Proposition 1: Let $G$ be a simple undirected connected graph and $e$ is one of its edges. If $e$ is a part of a cycle, then there is a BFS of $G$ that produces a BFS tree that does not contain $e$. (If $e$ is not part of any cycle, then it is a bridge of $G$ and, hence, appears on every spanning tree.)

Since this proposition is, apparently, clear to the OP, no formal proof will be given here.

If we stick to this (indeterministic) version of BFS, the answer to the exercise should be choice 1, "it does not belong to any cycle".


Let us add some context so that that exercise becomes more interesting.

Suppose that for every node, the order of its children to be enqueued in a BFS is fixed beforehand. Now, it can happen that an edge that is part of a cycle can be part of the spanning tree produced from each of $n$ BFS runs. For example, graph $G_1$ with $C_0=[1,3]$, $C_1=[0,2]$, $C_2=[1,3]$, $C_3=[2,0]$, where $C_i$ is the list of neighbors of node $i$ in the enqueueing order. The following lists shows the edge $\overline{1,2}$ is always part of the BFS tree produced.

  • The BFS starting from node 0 produces the tree with edges $\overline{0, 1}$, $\overline{0,3}$, $\overline{1,2}$.
  • The BFS starting from node 1 produces the tree with edges $\overline{1, 0}$, $\overline{1,2}$, $\overline{0,3}$.
  • The BFS starting from node 2 produces the tree with edges $\overline{2, 1}$, $\overline{2,3}$, $\overline{1,0}$.
  • The BFS starting from node 3 produces the tree with edges $\overline{3, 2}$, $\overline{3,0}$, $\overline{2,1}$.

We have the following proposition.

Proposition 2: Let $G$ be a simple undirected connected graph and $e$ is one of its edges.
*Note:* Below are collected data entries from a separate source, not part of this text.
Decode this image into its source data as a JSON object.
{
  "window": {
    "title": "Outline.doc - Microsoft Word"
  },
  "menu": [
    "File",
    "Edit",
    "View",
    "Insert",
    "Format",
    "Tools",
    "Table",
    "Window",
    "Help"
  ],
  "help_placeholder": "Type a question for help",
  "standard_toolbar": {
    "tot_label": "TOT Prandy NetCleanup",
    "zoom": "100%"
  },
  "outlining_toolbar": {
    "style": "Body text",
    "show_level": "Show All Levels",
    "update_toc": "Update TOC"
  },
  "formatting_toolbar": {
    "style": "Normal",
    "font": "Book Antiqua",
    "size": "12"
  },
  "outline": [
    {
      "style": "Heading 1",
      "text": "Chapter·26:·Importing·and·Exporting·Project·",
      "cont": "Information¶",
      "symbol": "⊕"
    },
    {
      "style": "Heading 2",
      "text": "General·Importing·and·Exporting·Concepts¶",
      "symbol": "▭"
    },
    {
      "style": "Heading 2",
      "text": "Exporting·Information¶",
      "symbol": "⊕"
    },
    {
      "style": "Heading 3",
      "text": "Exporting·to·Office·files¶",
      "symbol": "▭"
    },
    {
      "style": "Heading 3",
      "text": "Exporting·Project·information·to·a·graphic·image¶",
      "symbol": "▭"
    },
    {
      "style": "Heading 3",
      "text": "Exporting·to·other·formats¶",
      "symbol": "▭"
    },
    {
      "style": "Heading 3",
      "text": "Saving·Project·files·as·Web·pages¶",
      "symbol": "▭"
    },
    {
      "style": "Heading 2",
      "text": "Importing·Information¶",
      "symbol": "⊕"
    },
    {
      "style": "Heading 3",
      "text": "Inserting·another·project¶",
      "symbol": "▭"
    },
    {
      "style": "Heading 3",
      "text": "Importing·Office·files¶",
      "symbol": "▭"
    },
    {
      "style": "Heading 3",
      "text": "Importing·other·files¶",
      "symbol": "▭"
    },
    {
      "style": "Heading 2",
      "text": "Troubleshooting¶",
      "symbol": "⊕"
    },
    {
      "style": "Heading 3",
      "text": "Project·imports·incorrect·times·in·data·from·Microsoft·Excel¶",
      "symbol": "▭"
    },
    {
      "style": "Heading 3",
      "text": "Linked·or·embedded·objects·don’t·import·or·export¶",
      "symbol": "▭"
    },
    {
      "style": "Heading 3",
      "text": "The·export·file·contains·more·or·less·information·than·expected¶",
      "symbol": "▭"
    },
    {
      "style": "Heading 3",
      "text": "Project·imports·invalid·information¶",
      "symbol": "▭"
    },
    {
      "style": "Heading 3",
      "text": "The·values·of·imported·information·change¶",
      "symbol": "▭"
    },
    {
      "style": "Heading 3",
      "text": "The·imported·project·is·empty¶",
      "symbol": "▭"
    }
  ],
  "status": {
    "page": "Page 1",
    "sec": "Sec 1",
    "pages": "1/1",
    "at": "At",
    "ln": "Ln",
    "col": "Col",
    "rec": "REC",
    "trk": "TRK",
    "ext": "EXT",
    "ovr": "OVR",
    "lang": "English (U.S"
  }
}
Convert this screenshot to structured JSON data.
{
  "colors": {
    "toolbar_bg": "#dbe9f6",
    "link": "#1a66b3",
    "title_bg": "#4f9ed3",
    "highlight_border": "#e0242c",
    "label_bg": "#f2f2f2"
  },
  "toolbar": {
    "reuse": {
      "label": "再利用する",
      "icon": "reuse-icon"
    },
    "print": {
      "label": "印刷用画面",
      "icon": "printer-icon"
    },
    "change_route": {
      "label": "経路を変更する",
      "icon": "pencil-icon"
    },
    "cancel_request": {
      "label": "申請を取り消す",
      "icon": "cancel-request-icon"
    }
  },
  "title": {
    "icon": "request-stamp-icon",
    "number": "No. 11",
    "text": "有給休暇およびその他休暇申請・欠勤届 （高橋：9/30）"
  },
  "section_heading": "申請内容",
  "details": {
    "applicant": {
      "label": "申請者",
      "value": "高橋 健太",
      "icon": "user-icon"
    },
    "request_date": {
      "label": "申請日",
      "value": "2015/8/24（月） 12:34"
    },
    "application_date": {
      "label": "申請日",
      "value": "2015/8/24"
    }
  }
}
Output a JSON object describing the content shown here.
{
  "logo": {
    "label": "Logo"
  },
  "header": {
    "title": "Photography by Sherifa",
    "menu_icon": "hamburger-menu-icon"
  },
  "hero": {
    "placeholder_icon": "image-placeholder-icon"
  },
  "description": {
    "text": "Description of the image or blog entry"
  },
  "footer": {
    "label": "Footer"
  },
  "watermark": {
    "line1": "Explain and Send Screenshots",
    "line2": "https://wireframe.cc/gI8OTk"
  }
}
Suppose we have selected an enqueueing order for the neighbors of each node. If a BFS of $G$ will always include $e$, then $e$ is either not part of any cycle or $e$ is a part of cycle of even length.

Proof. For the sake of contradiction, suppose that there is a cycle of odd length that contains $e$ and every cycle that contains $e$ is of odd length.

Consider $\mathcal C$, one of the shortest cycles that contains $e$. Since the length of $\mathcal C$ is odd, we can select $v_0$, a node of $\mathcal C$ that is "opposite" to $e$, i.e, the cycle is $v_0, v_1, \cdots, v_k, v_{k+1},\cdots, v_{2k-1}, v_{2k}, v_0$ for some $k$ and $v_i$'s, where $\overline{v_k,v_{k+1}}$ is edge $e$. Since any cycle containing $e$ must be longer than $\mathcal C$, we have, $$\text{distance}(v_0, v_{k}) = \text{distance}(v_0, v_{k+1}) = k.$$ Cycle C made with https://graphonline.ru/en/

Let us run BFS from node $v_0$. Let tree $T$ be the BFS tree produced. We claim $T$ does not contain $e$. Otherwise, suppose $T$ does contain $e$. WLOG, suppose $v_k$ is nearer to $v_0$ than $v_{k+1}$. Since $T$ is a shortest-path tree from $v_0$, we have

$$\text{distance}(v_0, v_{k+1}) = \text{distance}(v_0, v_{k}) + \text{distance}(v_k, v_{k+1})=\text{distance}(v_0, v_{k}) + 1,$$

which contradicts previous equality. This contradiction shows that $T$ does not contain $e$. That, however, contradicts the given condition that every BFS tree contains $e$. $\ \checkmark$


With respect to proposition 2, the answer to the exercise should be choice 3, "$e$ might belong to a cycle but if it belongs to an odd-length cycle, then it must belong to an even-length cycle.", if the context, i.e. the way in which BFS is supposed to run, implies that the enqueueing order of neighbors of a node is fixed before all runs.